Mayer (1989) a ainsi réalisé une série d’expériences dans lesquelles les sujets lisaient un texte sur le fonctionnement des systèmes de freinage pour automobiles. Ce texte étaient présenté soit seul, soit accompagné d’illustrations. Parmi ces illustrations, certaines représentaient les parties-clé du système, tandis que d’autres représentaient les changements d’état de chaque partie lorsque le système fonctionnait. D’autre part, les illustrations étaient accompagnées de légendes qui reprenaient les mêmes termes que ceux utilisés dans le texte pour décrire les états et les actions dans le système. La compréhension était évaluée à l’issue de la lecture par trois catégories d’épreuves : [1] une tâche de rappel libre, [2] une épreuve de résolution de problèmes (i.e., questions ouvertes nécessitant l’établissement de connexions logiques), et [3] une épreuve de reconnaissance de phrases littérales et de paraphrases. Les résultats ont montré que les sujets qui ont lu le texte accompagné d’illustrations légendées rappelaient deux fois plus d’informations explicatives que d’informations non-explicatives, comparés à ceux qui ont lu le texte présenté seul. D’autre part, lorsque le texte était illustré, les sujets ont utilisé leur modèle mental de la situation pour produire plus de réponses créatives aux problèmes que ceux n’ayant eu que le texte seul. En revanche, ces deux groupes ne se différenciaient pas dans les performances à la tâche de reconnaissance.

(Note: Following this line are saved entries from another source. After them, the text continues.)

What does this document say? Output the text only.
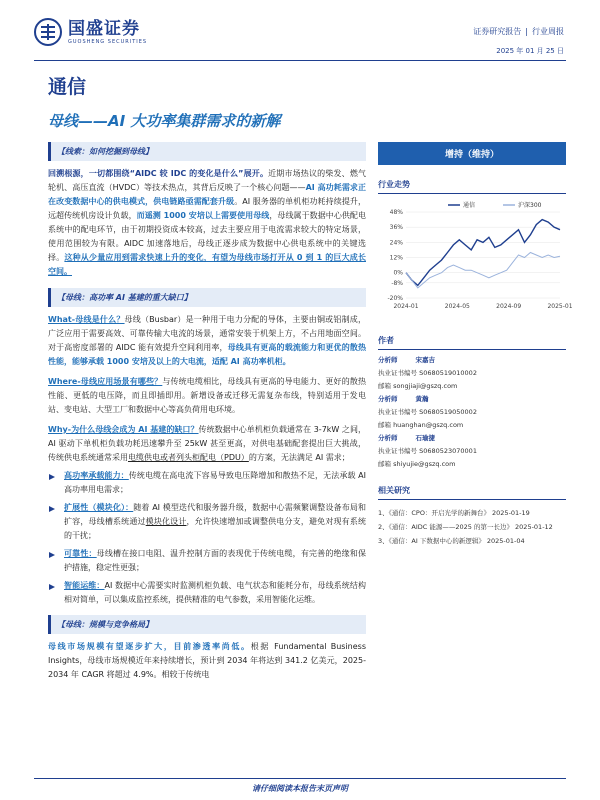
国盛证券
GUOSHENG SECURITIES
证券研究报告 | 行业周报
2025 年 01 月 25 日
通信
母线——AI 大功率集群需求的新解
【线索：如何挖掘到母线】
回溯根源，一切都围绕“AIDC 较 IDC 的变化是什么”展开。近期市场热议的柴发、燃气轮机、高压直流（HVDC）等技术热点，其背后反映了一个核心问题——AI 高功耗需求正在改变数据中心的供电模式，供电链路亟需配套升级。AI 服务器的单机柜功耗持续提升，远超传统机房设计负载，而遥测 1000 安培以上需要使用母线，母线属于数据中心供配电系统中的配电环节，由于初期投资成本较高，过去主要应用于电流需求较大的特定场景，使用范围较为有限。AIDC 加速落地后，母线正逐步成为数据中心供电系统中的关键选择。这种从少量应用到需求快速上升的变化，有望为母线市场打开从 0 到 1 的巨大成长空间。
【母线：高功率 AI 基建的重大缺口】
What-母线是什么？母线（Busbar）是一种用于电力分配的导体，主要由铜或铝制成，广泛应用于需要高效、可靠传输大电流的场景，通常安装于机架上方，不占用地面空间。对于高密度部署的 AIDC 能有效提升空间利用率，母线具有更高的载流能力和更优的散热性能，能够承载 1000 安培及以上的大电流，适配 AI 高功率机柜。
Where-母线应用场景有哪些？与传统电缆相比，母线具有更高的导电能力、更好的散热性能、更低的电压降，而且即插即用。新增设备或迁移无需复杂布线，特别适用于发电站、变电站、大型工厂和数据中心等高负荷用电环境。
Why-为什么母线会成为 AI 基建的缺口？传统数据中心单机柜负载通常在 3-7kW 之间，AI 驱动下单机柜负载功耗迅速攀升至 25kW 甚至更高，对供电基础配套提出巨大挑战，传统供电系统通常采用电缆供电或者列头柜配电（PDU）的方案，无法满足 AI 需求；
高功率承载能力：传统电缆在高电流下容易导致电压降增加和散热不足，无法承载 AI 高功率用电需求；
扩展性（模块化）：随着 AI 模型迭代和服务器升级，数据中心需频繁调整设备布局和扩容，母线槽系统通过模块化设计，允许快速增加或调整供电分支，避免对现有系统的干扰；
可靠性：母线槽在接口电阻、温升控制方面的表现优于传统电缆，有完善的绝缘和保护措施，稳定性更强；
智能运维：AI 数据中心需要实时监测机柜负载、电气状态和能耗分布，母线系统结构相对简单，可以集成监控系统，提供精准的电气参数，采用智能化运维。
【母线：规模与竞争格局】
母线市场规模有望逐步扩大，目前渗透率尚低。根据 Fundamental Business Insights，母线市场规模近年来持续增长，预计到 2034 年将达到 341.2 亿美元，2025-2034 年 CAGR 将超过 4.9%。相较于传统电
增持（维持）
行业走势
48%
36%
24%
12%
0%
-8%
-20%
2024-01	2024-05	2024-09	2025-01
通信	沪深300
作者
分析师	宋嘉吉
执业证书编号 S0680519010002
邮箱 songjiaji@gszq.com
分析师	黄瀚
执业证书编号 S0680519050002
邮箱 huanghan@gszq.com
分析师	石瑜捷
执业证书编号 S0680523070001
邮箱 shiyujie@gszq.com
相关研究
1、《通信：CPO：开启光学的新舞台》 2025-01-19
2、《通信：AIDC 能源——2025 的第一长边》 2025-01-12
3、《通信：AI 下数据中心的新逻辑》 2025-01-04
请仔细阅读本报告末页声明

Les résultats de l’expérience de Mayer (1989) montrent donc que les illustrations ont plus d’influence sur le modèle de situation que sur la représentation propositionnelle du texte. Par conséquent, nous pouvons supposer que les illustrations devraient favoriser davantage l’intégration des informations apportées par le texte aux connaissances des lecteurs que la construction d’une représentation cohérente de la signification du texte.